Apache OpenOffice (AOO) Bugzilla – Issue 100112
UTF-8 encoded text file opens with system encoding when if there is no BOM
Last modified: 2013-01-29 21:43:18 UTC
There was a bug report through Korean community forum that a utf-8 encoded text file was displayed broken when opened in OO.o. I checked the file with binary editor and found that the file has no BOM, and it caused OO.o to apply system encoding (in this case, MS949) instead of utf-8. As far as I know, BOM is not mandatory for utf-8 encoded text file, then OO.o should handle the case in better way. I understand that it is possible to force a specific encoding when user opens text file in OO.o. However, for plain users who do not have idea on encoding, that would be rather difficult thing. The possible solutions I can think of are 1. Letting user choose encoding when file is opened. This was already implemented for the text file without extension, and it might be not bad to apply the same thing for the utf-8 encoded text file without BOM. 2. Implementing auto detection of encoding like in firefox.

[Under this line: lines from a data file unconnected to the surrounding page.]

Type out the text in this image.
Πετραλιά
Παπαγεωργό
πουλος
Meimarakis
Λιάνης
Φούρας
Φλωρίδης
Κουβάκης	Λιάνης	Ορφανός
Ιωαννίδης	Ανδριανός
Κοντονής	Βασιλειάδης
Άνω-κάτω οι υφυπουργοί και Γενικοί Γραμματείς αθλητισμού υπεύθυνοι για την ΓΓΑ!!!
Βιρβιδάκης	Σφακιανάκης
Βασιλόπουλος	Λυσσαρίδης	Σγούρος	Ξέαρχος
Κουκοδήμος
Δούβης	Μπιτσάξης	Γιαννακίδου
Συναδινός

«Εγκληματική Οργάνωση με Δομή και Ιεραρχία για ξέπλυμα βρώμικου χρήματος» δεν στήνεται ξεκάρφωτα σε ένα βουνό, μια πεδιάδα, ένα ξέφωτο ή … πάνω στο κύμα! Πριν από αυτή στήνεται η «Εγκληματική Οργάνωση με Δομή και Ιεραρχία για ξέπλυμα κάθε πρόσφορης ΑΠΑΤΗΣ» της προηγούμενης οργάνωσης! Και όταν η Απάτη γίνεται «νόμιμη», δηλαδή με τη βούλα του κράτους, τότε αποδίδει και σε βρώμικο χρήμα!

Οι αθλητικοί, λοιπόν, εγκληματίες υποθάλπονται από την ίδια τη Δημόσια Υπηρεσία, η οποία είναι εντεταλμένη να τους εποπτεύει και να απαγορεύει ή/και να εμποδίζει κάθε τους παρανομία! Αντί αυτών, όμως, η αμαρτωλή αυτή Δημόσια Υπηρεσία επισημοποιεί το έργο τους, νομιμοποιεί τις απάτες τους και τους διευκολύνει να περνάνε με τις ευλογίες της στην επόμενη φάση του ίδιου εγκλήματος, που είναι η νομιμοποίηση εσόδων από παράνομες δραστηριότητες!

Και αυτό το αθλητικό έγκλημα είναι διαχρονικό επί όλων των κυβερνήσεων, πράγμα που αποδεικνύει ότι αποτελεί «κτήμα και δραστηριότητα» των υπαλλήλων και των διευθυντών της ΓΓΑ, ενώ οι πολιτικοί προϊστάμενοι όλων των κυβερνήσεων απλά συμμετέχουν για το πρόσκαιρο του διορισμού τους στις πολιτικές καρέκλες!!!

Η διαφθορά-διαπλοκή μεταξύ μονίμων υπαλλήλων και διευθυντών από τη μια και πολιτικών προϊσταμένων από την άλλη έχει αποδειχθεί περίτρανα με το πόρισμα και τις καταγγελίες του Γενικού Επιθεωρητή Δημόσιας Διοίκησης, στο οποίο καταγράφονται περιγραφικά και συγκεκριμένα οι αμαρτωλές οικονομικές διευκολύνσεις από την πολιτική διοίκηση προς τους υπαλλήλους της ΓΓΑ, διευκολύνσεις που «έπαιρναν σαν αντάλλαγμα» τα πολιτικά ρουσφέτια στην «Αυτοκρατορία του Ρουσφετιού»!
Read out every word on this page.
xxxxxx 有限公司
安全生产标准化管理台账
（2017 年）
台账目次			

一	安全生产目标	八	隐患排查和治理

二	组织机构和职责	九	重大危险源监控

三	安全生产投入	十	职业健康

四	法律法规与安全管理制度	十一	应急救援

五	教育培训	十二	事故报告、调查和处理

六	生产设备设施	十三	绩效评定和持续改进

Created attachment 60877 [details] A sample UTF-8 encoded text file which has no BOM
@ sba: Please have a look.
SBA: When choosing file format "Text (encoded)" in the file open dialog, there is an ecoding selection dialog coming up. - In that one, choose "UTF-8" -> File opens fine.
@sba: I already knew that it works fine when users explicitly choose the correct filter. However, I'd like to address the default behavior for the text file without BOM in this issue. The points of this issue are - It is not mandatory to have BOM in utf-8 encoded text file. - If there is no BOM in utf-8 encoded text file, OO.o applies system encoding by default. - When system's encoding is not UTF-8 (which is the most cases for Windows XP/Vista), the files are decoded incorrectly. I believe the best solution is to figure out the correct encoding from the data. However, if it is or technically hard or not feasible to implement then please consider a work around at least. For example, the default behavior for the 'text file without extension' is asking users to choose encoding. What about implementing the same thing for the 'text file without BOM'? It is certainly better then just displaying broken characters.